„Ihhh! Macht mal’s Fenster auf! Hier stinkt’s!“, tönt Finia aus ihrem Mäuse-Schweine-Sitz. Ich kurbele das Fenster auf der Beifahrerseite herunter – das an der Fahrerseite klemmt heute. Es vergeht keine Minute. „Macht das Fenster wieder zu! Ich erstinke!“
Wir sind auf dem Weg nach Rotorua, einer Stadt im Landesinneren, die für geothermische Aktivitäten berühmt ist – und für Schwefel, der überall austritt. Die Folge: Nasensensation. Bevor wir den Stadtrand erreichen, haben sich die verfaulten Eier schon in unsere Nasen gefressen. Wir erklären Finia, dass der Geruch vom Schwefel kommt und wie spannend und aufregend es ist, dass wir nach Rotorua fahren. Dass es da Geysire und dampfende Quellen und sprudelnde Matsch-Löcher und überhaupt gibt. Geduldig hört sie zu. Dann: „Ihr könnt da ja hinfahren. Ich gehe solange zur Oma.“ Wir machen Seeräuber Opa Fabian an. Die Ohrsensation siegt über die Nase – wir erreichen Rotorua. Im Regen.

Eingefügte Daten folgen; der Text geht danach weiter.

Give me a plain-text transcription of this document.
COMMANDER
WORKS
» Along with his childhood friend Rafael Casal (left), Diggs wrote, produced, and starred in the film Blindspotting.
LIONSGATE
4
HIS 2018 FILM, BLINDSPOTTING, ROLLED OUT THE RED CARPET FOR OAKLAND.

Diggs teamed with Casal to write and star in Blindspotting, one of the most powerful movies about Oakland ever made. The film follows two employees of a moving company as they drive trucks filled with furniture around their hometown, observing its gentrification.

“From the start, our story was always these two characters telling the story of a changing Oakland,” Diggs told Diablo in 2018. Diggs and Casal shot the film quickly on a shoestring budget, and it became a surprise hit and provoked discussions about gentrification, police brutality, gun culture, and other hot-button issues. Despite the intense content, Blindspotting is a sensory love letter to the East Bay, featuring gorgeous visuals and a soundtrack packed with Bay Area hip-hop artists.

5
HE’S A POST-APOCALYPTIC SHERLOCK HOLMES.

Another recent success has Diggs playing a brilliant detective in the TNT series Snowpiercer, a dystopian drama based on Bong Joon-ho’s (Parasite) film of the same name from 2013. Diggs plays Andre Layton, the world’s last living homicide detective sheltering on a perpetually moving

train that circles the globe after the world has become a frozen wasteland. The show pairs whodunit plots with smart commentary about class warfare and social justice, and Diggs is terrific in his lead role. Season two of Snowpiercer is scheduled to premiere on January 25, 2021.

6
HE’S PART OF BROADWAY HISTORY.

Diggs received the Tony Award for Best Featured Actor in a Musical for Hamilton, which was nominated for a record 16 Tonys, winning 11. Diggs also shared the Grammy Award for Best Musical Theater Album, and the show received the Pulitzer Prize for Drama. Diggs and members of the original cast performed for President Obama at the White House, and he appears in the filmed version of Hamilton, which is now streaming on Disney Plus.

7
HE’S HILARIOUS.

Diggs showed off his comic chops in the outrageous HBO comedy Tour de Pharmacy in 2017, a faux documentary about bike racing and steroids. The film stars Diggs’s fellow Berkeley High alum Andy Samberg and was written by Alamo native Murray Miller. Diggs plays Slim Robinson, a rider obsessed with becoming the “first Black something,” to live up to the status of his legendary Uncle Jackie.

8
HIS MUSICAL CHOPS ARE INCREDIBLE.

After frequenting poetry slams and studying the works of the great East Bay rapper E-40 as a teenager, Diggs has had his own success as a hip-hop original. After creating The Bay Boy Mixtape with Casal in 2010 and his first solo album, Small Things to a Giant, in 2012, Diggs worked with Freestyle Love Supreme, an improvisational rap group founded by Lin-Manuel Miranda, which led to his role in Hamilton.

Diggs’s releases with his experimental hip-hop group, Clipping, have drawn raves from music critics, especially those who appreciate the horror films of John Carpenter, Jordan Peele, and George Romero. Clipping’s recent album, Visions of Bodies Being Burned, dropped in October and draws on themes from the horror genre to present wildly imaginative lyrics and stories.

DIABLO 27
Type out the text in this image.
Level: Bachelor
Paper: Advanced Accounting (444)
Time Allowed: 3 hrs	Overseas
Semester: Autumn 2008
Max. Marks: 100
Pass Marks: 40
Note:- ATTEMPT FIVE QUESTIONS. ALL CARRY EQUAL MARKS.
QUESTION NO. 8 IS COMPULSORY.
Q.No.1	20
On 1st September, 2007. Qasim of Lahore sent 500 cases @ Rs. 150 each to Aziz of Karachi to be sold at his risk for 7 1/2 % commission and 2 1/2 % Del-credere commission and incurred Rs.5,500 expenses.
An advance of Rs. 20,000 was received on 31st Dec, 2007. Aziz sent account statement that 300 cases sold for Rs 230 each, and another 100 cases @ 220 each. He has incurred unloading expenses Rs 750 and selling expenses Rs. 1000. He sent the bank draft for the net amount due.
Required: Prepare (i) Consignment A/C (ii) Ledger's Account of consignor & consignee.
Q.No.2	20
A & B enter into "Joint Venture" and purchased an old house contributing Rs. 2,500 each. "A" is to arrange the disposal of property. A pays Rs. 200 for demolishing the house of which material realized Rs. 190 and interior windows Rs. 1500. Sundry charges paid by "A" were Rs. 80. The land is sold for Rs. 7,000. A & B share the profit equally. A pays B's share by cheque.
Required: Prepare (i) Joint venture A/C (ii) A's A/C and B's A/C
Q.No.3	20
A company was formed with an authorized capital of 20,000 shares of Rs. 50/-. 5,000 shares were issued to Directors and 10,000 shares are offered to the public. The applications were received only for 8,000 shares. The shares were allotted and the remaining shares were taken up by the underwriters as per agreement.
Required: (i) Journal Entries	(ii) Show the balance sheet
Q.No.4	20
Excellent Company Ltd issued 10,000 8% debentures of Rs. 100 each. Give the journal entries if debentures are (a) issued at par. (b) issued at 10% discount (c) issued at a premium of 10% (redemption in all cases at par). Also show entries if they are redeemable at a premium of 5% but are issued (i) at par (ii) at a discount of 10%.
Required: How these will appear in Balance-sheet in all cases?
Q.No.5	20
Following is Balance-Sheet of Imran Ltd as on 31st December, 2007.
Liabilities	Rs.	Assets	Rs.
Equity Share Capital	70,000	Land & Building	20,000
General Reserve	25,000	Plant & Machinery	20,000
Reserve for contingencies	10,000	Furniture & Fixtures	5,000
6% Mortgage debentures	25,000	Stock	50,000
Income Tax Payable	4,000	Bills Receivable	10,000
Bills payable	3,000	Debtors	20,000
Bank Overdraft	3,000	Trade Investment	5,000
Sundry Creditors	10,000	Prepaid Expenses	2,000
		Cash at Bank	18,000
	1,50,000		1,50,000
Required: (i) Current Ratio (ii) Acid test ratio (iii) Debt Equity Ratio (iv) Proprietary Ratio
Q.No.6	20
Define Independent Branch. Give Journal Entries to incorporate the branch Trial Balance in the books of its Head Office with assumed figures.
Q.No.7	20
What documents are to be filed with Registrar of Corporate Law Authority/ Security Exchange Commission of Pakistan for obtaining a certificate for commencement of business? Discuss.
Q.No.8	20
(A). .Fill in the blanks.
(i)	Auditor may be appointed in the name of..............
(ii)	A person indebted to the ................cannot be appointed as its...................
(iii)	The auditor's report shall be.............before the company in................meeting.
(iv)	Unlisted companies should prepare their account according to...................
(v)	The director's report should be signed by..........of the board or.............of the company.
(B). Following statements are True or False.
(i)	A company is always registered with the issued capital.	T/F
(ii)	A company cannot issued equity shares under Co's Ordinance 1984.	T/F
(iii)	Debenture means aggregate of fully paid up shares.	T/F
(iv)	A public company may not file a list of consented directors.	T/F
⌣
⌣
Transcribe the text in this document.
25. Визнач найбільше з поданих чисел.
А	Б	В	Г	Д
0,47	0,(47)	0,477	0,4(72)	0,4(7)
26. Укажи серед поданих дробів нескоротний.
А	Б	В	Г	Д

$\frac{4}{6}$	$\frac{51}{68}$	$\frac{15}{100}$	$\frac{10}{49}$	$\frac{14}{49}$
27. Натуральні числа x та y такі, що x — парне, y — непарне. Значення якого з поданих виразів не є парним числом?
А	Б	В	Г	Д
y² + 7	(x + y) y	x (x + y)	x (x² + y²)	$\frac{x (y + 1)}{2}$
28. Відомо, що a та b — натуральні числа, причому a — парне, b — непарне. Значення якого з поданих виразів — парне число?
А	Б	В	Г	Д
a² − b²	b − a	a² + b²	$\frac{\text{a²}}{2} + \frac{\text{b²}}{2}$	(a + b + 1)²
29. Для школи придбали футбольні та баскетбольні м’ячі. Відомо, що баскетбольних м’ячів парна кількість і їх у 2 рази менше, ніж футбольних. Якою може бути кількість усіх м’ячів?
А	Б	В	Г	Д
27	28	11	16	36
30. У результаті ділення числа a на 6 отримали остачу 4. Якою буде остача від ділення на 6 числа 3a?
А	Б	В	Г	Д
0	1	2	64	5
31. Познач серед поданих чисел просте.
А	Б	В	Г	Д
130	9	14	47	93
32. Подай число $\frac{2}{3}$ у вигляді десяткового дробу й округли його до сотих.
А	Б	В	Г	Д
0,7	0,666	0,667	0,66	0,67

Es ist seltsam, nach so viel Natur in einer Stadt zu sein. Wir wissen nicht, wohin mit uns. Vielleicht wäre das anders, wenn es nicht regnen würde. Oder wenn wir Kohle hätten. Das Touri-Informationszentrum quillt über vor Flyern und Prospekten mit Attraktions-Superlativen. Ein „Thermal Wonderland“, Maori-Dörfer mit traditionellen Tanzvorführungen, großartige Museen, Thermalbäder mit Saunalandschaften, eine „Sommer“-Rodelbahn. Alles großartig, alles kostet.
Wir kaufen eine Tüte Zimt-Rollen und stehen auf einem Parkplatz herum. Die Campingplätze in Neuseeland sind teurer, als wir gedacht hatten. Der Salat wie gesagt auch. Sprit auch. Alles. Wir wissen, wieviel Geld wir noch haben. Was wir nicht wissen, ist, wieviel wir noch für das restliche Jahr brauchen. Wird Finia neue Schuhe brauchen? Werde ich eine Zusage für das Unterhaltsstipendium in Australien bekommen? Wird Fabian einen Job finden? Finden wir einen Kindergartenplatz für Finia, damit wir überhaupt arbeiten und studieren können? Und wenn ja: können wir ihn bezahlen? Wie jeden Tag fragen wir uns auch heute: Wieviel können wir hier in Neuseeland verpulvern, wieviel muss übrig bleiben für das Leben in Australien. Wir haben keinen Plan.
Dafür finden wir einen Campingplatz, der zwei winzige Pools hat, die mit Thermalwasser gespeist werden. Unter freiem Himmel. Umsonst. Saunalandschaft können die anderen!, finden wir und feiern unsere Pools. Den ganzen Nachmittag. Im Nieselregen.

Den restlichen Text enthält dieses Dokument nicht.